Censoring Their Critics

He took his concerns to an ACS online open forum, where his supporters outnumbered opponents two to one. The ACS then banned him for life from its forums for “continuous disrespectful language and placement of non-clinical posts in the General Surgery community.” Dr. Bosshardt then took his story to the public media.

His principal concern was clearly stated in The Wall Street Journal. “Surgery is a discipline that demands excellence in all its stages, from training to practice. Should diversity supplant quality in surgeon performance, patient care would suffer.”

Dr. Bosshardt concludes, “These are the actions of ideologues intent on radicalizing the surgical field instead of improving care. Surgeons can’t let that happen. The only way to reverse it is for surgeons to speak out against the corruption of our profession. The ACS must choose between surgery and ideology. Whatever the choice may be, my colleagues and I will fight for the good of our patients.”
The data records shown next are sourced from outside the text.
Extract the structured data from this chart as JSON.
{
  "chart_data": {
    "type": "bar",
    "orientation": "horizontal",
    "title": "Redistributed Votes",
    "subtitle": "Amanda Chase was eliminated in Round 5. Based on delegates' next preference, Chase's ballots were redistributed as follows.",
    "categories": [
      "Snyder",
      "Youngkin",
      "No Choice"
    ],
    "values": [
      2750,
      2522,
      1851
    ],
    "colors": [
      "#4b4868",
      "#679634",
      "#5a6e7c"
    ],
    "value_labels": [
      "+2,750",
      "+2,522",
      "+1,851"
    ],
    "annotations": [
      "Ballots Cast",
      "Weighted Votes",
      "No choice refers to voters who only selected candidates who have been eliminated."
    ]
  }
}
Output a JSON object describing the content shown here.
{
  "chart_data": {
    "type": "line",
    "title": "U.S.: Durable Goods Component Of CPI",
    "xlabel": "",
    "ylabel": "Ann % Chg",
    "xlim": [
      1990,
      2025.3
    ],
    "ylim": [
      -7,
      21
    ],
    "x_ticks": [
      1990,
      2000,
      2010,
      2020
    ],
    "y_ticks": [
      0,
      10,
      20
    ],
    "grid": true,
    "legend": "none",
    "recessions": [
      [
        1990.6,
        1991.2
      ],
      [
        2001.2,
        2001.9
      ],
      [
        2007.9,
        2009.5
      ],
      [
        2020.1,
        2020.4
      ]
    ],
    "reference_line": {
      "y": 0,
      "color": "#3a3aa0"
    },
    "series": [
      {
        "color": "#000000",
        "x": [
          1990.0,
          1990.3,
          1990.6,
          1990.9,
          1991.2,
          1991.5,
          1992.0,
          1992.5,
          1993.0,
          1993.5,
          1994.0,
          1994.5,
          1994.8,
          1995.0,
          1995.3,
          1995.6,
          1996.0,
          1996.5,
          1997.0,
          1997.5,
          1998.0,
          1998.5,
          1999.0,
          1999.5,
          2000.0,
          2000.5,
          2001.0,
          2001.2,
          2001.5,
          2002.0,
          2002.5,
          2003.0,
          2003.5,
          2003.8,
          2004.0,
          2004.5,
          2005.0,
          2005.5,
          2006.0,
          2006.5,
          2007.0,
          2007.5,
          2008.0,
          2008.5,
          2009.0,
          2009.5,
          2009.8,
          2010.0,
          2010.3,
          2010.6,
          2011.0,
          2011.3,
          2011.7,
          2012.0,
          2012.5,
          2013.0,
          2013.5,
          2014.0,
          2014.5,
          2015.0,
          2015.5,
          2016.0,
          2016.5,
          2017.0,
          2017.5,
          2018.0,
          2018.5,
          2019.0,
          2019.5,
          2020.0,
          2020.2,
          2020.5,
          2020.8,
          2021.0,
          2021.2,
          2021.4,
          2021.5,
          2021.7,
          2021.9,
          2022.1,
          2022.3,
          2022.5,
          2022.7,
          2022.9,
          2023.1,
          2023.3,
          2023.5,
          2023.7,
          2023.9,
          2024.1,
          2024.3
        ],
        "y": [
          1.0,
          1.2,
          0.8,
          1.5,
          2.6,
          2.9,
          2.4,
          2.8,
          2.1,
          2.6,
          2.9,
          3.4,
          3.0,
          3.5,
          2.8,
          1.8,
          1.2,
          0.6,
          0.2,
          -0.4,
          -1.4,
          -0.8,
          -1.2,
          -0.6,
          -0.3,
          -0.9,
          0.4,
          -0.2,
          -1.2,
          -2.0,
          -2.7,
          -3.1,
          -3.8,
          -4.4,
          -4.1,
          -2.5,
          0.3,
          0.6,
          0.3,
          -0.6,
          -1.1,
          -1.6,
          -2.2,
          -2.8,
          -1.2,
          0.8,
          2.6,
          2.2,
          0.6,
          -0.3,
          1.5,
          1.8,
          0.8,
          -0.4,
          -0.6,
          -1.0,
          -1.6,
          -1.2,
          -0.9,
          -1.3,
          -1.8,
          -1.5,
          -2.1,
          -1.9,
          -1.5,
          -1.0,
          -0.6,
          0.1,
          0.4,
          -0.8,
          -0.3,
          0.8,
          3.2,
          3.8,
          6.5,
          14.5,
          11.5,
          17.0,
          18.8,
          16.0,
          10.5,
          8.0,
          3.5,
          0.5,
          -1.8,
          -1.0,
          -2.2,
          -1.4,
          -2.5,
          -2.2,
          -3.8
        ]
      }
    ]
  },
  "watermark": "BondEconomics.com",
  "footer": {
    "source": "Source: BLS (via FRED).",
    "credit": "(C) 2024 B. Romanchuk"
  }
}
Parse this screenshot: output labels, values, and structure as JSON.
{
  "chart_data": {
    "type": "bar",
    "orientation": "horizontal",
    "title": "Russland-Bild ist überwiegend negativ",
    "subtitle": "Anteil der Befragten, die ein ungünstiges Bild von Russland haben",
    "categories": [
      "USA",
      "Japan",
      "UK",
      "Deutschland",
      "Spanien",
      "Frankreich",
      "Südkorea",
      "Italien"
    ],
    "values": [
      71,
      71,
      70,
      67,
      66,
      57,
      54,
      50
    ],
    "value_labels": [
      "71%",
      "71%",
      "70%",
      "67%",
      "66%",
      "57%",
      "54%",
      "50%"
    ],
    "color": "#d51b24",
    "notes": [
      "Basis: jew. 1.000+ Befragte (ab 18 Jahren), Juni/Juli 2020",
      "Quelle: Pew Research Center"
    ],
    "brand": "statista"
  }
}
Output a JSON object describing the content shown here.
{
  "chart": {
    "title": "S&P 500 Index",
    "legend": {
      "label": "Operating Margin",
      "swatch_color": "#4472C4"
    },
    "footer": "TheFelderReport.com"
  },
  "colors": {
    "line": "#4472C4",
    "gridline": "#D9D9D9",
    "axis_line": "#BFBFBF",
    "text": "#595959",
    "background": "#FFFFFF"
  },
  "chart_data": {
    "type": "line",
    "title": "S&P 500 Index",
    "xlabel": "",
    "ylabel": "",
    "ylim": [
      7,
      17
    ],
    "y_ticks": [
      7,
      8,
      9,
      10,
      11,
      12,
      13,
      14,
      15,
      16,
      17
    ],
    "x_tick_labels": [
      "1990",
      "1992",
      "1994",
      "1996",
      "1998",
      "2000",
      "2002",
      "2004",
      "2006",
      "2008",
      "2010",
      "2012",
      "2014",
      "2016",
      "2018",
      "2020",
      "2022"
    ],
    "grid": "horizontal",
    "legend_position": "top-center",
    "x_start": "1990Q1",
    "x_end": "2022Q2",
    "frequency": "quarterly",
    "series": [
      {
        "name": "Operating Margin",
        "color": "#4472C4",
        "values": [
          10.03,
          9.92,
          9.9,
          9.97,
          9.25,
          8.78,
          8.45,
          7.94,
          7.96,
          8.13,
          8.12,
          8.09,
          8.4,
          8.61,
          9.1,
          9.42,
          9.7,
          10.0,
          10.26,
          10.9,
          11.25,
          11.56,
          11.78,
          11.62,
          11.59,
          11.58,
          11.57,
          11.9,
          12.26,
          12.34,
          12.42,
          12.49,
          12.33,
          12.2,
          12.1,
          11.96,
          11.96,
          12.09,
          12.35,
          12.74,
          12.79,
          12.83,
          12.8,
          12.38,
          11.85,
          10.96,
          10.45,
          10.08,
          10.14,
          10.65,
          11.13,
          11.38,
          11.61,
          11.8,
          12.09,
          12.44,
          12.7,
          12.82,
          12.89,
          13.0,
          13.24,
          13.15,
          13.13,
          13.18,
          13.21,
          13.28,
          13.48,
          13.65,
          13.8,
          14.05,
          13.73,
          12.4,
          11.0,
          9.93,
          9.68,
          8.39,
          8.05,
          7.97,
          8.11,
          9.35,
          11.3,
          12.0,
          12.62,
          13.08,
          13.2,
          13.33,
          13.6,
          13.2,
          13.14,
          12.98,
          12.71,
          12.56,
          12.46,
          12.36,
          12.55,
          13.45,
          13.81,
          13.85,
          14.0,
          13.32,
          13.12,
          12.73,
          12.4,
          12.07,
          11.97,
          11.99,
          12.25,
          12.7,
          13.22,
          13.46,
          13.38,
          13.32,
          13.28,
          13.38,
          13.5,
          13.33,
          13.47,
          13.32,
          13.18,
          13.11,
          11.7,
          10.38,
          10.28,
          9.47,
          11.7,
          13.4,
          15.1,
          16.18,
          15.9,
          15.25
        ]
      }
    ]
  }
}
Endangering Their Patients

When patients lie on an operating table, their lives are in the hands of the surgeon. Usually, the relationship is one of short duration. They seldom meet often enough for the patients to make an accurate evaluation of the surgeon’s character or skills. Other than the doctor’s personality and reputation, the patients’ only tools are the certificates on the wall—diplomas, licenses, and membership in professional organizations like the American College of Surgeons. If ideologues replace the excellence these credentials represent with woke DEI delusions, patients will be endangered, and some may die. It is just that simple—and that critical.